Citi analyst Atif Malik expressed his concerns in a research note, stating that they are adjusting their estimates for fiscal years 2025 and 2026 and assume a low likelihood of the U.S. government granting export licenses. As a result, they have lowered their price target for Nvidia's stock from $630 to $575. Nonetheless, Malik maintained a Buy rating, citing the "secular AI growth which remains in early innings."
Conclusion
While the immediate impact of the new U.S. export controls on Nvidia seems limited, there are potential long-term challenges ahead. As China represents a substantial revenue stream for Nvidia's AI-dominated business, analysts are more cautious about the company's future prospects. However, despite these concerns, many experts still believe in the long-term growth potential of Nvidia's AI technology.
Export Controls Pose Challenges for Nvidia in China Market
When U.S. export controls were implemented last year, Nvidia managed to develop a lower-performance chip specifically designed for the Chinese market. However, the question arises as to whether the company can replicate this strategy given the current circumstances.
According to Piper Sandler analyst Harsh Kumar, Nvidia is expected to rapidly adapt its chip design to meet the new standards, resulting in minimal disruptions to its current business outlook. Kumar maintains an Overweight rating on Nvidia's stock and sets a price target of $620.
On the other hand, Citi analyst Malik expresses less certainty regarding Nvidia's ability to sell in China. Malik believes that the increased stringency of performance density thresholds will necessitate more than just networking modifications, making it challenging for Nvidia to penetrate the Chinese market as it previously did.

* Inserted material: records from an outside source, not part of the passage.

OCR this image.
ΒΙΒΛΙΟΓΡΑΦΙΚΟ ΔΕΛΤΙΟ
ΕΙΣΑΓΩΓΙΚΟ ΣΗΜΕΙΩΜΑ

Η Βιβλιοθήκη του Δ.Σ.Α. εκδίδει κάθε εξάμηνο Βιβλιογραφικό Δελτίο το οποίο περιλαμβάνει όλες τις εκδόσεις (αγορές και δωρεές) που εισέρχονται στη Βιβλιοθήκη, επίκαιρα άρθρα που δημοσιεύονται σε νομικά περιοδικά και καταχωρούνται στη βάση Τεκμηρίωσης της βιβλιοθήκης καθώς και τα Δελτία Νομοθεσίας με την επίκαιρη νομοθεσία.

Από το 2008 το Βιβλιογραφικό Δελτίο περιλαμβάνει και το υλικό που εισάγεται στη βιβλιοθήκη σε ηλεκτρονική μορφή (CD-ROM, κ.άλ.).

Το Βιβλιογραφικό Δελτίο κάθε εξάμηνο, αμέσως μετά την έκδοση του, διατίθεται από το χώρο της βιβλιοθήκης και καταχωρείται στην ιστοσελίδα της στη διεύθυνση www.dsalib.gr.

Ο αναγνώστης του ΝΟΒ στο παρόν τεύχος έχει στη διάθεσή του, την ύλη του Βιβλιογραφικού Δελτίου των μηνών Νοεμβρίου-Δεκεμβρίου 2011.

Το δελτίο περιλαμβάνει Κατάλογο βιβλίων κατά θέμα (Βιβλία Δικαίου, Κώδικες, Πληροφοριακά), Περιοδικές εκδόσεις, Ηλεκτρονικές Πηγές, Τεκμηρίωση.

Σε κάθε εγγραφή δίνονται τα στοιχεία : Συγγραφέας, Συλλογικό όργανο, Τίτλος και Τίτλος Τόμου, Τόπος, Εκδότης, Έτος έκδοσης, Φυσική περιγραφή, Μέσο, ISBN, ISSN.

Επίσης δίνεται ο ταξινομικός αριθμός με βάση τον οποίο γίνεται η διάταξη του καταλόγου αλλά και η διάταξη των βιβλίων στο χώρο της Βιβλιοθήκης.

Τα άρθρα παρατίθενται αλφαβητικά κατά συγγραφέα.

While investors have remained optimistic in the face of prior U.S. chip-export controls, as well as the recent speculation about this week’s developments, KeyBanc Capital Markets analyst John Vinh raises concerns about the significance of the Chinese market for Nvidia's long-term growth. The strong global demand for chips powering AI applications may not fully compensate for the potential decrease in sales from China.
Vinh states in a note that he views this development as negative for Nvidia in the long term, as attempting to fill the void left by decreased China demand will prove challenging. He estimates that a 20% impact on their data center estimate for FY25 would translate into a headwind of approximately $20 billion and negatively affect their earnings per share estimate of $25.62 by around $5.
Notably, other chip makers are also experiencing the repercussions of these export controls. Intel saw a decline of 1.4% in its stock on Tuesday and experienced an additional 1% drop in premarket trading on Wednesday. Likewise, shares in Broadcom fell 2% on Tuesday and declined by an additional 0.8% in early Wednesday trading.
In conclusion, the implications of the export controls for Nvidia's operations in the Chinese market raise concerns among analysts and industry experts. The long-term impact on the company's growth potential and the difficulty of finding alternative markets to compensate for the loss in China demand present significant challenges for Nvidia moving forward.